Professor John Scott Walker died yesterday. His birthday is one day and 17 years before mine. I met him when I was 17. His funeral is on my son's 17th birthday. He died 25 days before the anniversary of Janessa Moore's death, which is also the 3rd anniversary of Xenia's death. His funeral is one month before Xenia's birthday. The beginning of the years are getting hard for me.

My inclination when sad or in pain is to eat. I'd love to say it was to write or hug my children or pray, but honestly, it's to eat an entire pound each of polska keilbasa sausage and cheese and follow those with a whole cake, while watching something on Netflix. Those other, better things are there too, but it's hard to write and hug with each hand full of food, and impossible to pray while the tv is on. There is a reason fasting is good for the soul. Lent is coming...it always starts in February or March. It will always be there right as I am wanting to immerse myself in food and oblivion. That is a good thing.

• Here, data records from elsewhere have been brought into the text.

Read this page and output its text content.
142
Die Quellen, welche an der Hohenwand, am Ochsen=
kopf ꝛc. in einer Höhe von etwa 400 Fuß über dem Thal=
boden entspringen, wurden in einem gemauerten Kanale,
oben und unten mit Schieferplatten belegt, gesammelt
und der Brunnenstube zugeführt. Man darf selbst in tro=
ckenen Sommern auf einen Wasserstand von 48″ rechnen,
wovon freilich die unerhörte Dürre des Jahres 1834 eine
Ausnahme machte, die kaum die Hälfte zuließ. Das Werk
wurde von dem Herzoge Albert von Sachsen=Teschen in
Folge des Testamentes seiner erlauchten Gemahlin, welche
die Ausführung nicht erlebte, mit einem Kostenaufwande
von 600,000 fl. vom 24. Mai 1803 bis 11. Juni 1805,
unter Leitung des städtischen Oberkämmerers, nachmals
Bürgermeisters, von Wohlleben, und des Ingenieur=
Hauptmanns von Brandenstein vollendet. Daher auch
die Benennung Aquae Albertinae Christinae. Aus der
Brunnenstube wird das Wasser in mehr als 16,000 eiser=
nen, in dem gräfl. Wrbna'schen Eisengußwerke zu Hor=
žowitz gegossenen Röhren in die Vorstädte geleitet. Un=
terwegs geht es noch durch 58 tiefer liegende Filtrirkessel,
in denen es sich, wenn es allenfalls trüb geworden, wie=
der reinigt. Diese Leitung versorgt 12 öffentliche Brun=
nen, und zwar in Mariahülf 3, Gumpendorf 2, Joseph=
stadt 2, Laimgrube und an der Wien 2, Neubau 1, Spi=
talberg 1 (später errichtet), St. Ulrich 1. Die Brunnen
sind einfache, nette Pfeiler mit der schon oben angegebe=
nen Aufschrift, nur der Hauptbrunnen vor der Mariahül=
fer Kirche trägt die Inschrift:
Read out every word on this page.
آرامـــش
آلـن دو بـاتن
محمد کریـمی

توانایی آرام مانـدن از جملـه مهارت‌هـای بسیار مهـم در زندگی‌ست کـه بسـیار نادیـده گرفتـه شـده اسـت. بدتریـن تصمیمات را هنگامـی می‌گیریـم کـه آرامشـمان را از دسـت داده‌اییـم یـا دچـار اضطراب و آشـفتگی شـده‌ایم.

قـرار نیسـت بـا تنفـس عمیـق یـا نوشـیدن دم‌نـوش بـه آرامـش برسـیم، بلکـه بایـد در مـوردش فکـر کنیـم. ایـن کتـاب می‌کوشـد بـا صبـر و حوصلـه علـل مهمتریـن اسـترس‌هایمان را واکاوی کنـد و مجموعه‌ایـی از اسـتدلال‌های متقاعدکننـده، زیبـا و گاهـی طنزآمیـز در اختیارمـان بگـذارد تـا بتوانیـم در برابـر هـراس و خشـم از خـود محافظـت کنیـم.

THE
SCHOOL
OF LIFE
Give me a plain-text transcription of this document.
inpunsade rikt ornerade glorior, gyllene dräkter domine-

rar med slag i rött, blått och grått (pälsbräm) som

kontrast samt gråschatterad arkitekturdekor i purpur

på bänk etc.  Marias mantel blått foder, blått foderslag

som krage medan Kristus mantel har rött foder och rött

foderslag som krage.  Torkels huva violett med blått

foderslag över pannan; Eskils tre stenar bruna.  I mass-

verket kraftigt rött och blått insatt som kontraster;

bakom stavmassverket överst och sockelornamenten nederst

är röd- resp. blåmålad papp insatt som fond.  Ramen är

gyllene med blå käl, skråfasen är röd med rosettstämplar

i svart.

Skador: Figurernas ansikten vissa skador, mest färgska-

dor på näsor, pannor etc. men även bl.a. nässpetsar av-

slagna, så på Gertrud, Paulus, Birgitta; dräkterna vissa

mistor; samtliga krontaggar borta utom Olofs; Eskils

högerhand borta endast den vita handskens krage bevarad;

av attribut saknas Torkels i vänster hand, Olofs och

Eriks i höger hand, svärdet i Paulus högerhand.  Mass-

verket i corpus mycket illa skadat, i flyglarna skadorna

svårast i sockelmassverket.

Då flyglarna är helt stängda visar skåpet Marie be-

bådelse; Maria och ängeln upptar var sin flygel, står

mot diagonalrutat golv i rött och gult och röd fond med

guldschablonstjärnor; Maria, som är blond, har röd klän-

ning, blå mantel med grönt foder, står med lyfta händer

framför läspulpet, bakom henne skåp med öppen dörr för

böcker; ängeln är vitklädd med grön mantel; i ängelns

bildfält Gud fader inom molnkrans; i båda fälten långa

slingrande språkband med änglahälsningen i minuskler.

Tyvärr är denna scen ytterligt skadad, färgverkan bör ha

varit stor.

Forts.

Yesterday morning, before I knew about Professor Walker, I wrote in my journal that death felt so close at the moment. Not imminent, just there. Real. I talked about that a bit. I finished with, "Lord, keep my death ever before my face, teach me to give up those things that make me fear death, and teach me to behave toward others as if each interaction may be my last. It sounds exhausting, so give me strength, Lord." I add to that now: teach me to behave toward others as if each interaction may be THEIR last.

I knew Professor Walker was dying. Everyone did. Quadriplegics just don't live very long, and he'd been getting sicker for a while. And yet. And yet. Death really doesn't wait till anyone is ready, does it?

Prayer in Preparation for Death, from Prayers in time of sickness, suffering, dying and death, found here:

O Lord, look upon me, Your creature, and the work of Your hands.
Take away my fear, and send Your angel to comfort me with the strength of Your presence, even as You were comforted in Your agony.
I commend everyone I love to Your providence and care, knowing that You will do more for them than I could ever desire.
O Lord, You know my sins; have mercy on me, and in Your wealth of love and compassion for mankind, let heaven be opened to me.
May I see the angels rejoicing over me, an unworthy sinner, as I am received into Your Kingdom.
I am not worthy of Your love for me, but I trust that You will not abandon me to the eternal death of hell.
By the prayers of Mary, Your Mother, and of all the saints, may I be counted among those who behold the light of Your face.
May I offer You the praise and worship which are my eternal life and joy.
For You are my life and my resurrection, and Your arms will receive me in love, O Jesus, and I glorify You, with Your Father, Who is without beginning, and Your most holy, good, and life-creating Spirit, now and ever unto ages of ages. Amen.